The process of developing my photo essay over the course of two months was an interesting one. For worse or for better, very little of my original idea survived to the final stages of the process.
If this project taught me anything (in fact, it taught me many things), it is that sticking to your original vision of a final product can actually limit its development. As my Digital Layout professor KC Witherell says, “Don’t get married to an idea.” This project, like all others at Parsons, put me to the test: could I gracefully allow my ideas and my work to change from my original vision?
When we were first assigned the project, I had my heart set on photographing the performers who jump on the subways and dance on the poles; I saw them everywhere I went during my first month in New York, and I thought that the way the performers affected the body language of the subway riders was very interesting. People immediately cast their eyes to the floor, to the wall, anywhere but at the performers. By betraying even the slightest hint of amusement or attention, it was as if the subway riders were entering into a contract with the performers: you must tip us.
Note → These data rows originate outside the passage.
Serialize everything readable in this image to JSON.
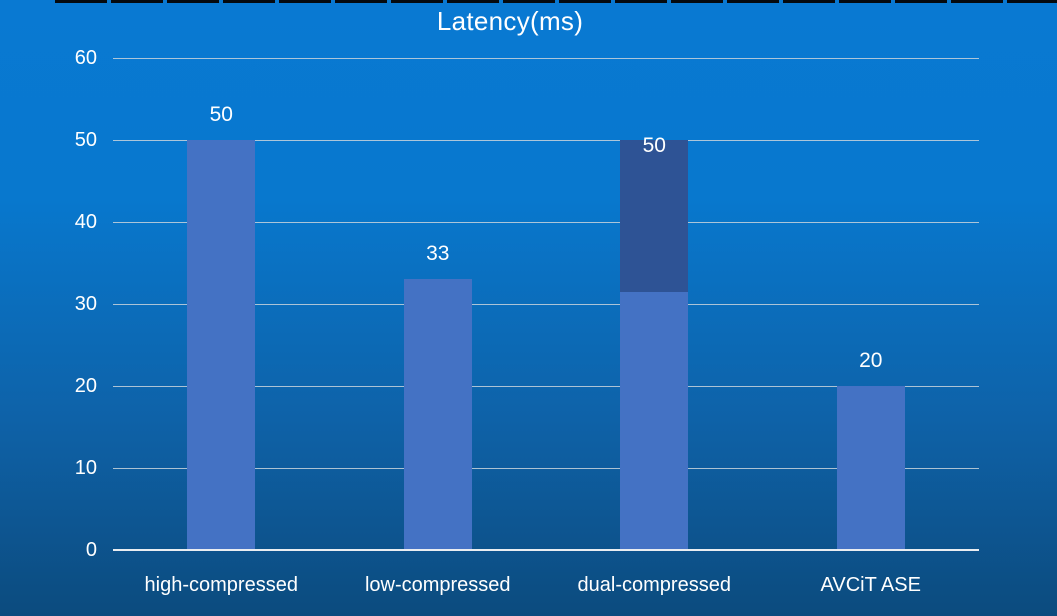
{
  "chart_data": {
    "type": "bar",
    "title": "Latency(ms)",
    "xlabel": "",
    "ylabel": "",
    "categories": [
      "high-compressed",
      "low-compressed",
      "dual-compressed",
      "AVCiT ASE"
    ],
    "values": [
      50,
      33,
      50,
      20
    ],
    "bars": [
      {
        "category": "high-compressed",
        "label": "50",
        "label_placement": "above",
        "segments": [
          {
            "value": 50,
            "color": "#4472C4"
          }
        ]
      },
      {
        "category": "low-compressed",
        "label": "33",
        "label_placement": "above",
        "segments": [
          {
            "value": 33,
            "color": "#4472C4"
          }
        ]
      },
      {
        "category": "dual-compressed",
        "label": "50",
        "label_placement": "inside-top",
        "segments": [
          {
            "value": 31.5,
            "color": "#4472C4"
          },
          {
            "value": 18.5,
            "color": "#2E5395"
          }
        ]
      },
      {
        "category": "AVCiT ASE",
        "label": "20",
        "label_placement": "above",
        "segments": [
          {
            "value": 20,
            "color": "#4472C4"
          }
        ]
      }
    ],
    "ylim": [
      0,
      60
    ],
    "ytick_interval": 10,
    "yticks": [
      "0",
      "10",
      "20",
      "30",
      "40",
      "50",
      "60"
    ],
    "grid": true,
    "legend": "none"
  },
  "colors": {
    "background_top": "#0979D2",
    "background_bottom": "#0C4B7E",
    "bar_primary": "#4472C4",
    "bar_dark": "#2E5395",
    "gridline": "#C9D3DC",
    "axis_line": "#E9EDF1",
    "text": "#FFFFFF"
  }
}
Alas, the very day I decided to photograph the contrast between the performers’ body language and the subway riders’ body language was the last day I saw the subway performers until–get this–3 days after the final photo essay was due. I spent the first weekend of the project riding around the city for hours until finally I decided to cast a wider net and photograph performers anywhere I found them, and any form I found them. I photographed violinists, break dancers, saxophonists, children’s entertainers, bands; everyone I could find. I tried to get close-ups of the performers’ faces and the spectators’ faces, looking for contrasts.
After the first critique with Michael Durham, former photojournalist at Life Magazine, it was decided that the close-ups weren’t really working, and in fact the most interesting photos were of the breakdancers. Photos from days of photographing were discarded.
At that point, too, I needed to come up with a concept for the text that would accompany my photos when they were bound into my final book. Luckily, with inspiration from Michael Durham, the idea to interview the breakdancers for my text came quickly, and the following week I went back to City Hall where I had initially seen the street performers to ask some questions. After weeks of observing street performers, I had grown very curious about the lives they lead.
When I got to City Hall, I saw that many of the performers I had originally photographed were there again in the same spot, nearly a month later. I watched a performance, took some photos, and then approached some of the men for an interview. I am naturally shy, so the thought of choosing people as my subjects in the first place had been a bit nerve-racking; the thought of interviewing my subjects was even more so. Ultimately, though, I’m so glad I chose to do these things for my work, because the results were so rewarding. This is the work that I’m most proud of (so far) at Parsons.
With my photos taken and text written, I set about the task of laying out my book and then binding it. This took some weeks of revision as well. Some photos of my mock-ups:
I decided to make my book into a circle accordion. That way, my book would fit neatly into a cover and could be pages through as an ordinary book, but could also be displayed in a circle to mimic a street performance: photographs of performers in the center; spectators circling around. I had to scale my book down slightly for practical reasons. Finding reasonably priced and manageable ways to print a document that’s 6.25 inches by 85 inches was unsurprisingly a bit of a mission!
Here are some photos of the (almost) final version (small refinements will be made before the end of the semester):
Though the process was long, this was a project that I enjoyed from start to finish, and learned many things along the way. I discovered that I love bookbinding, and that interviewing subjects isn’t half bad either. I’m looking forward to producing many more photo essays in the future!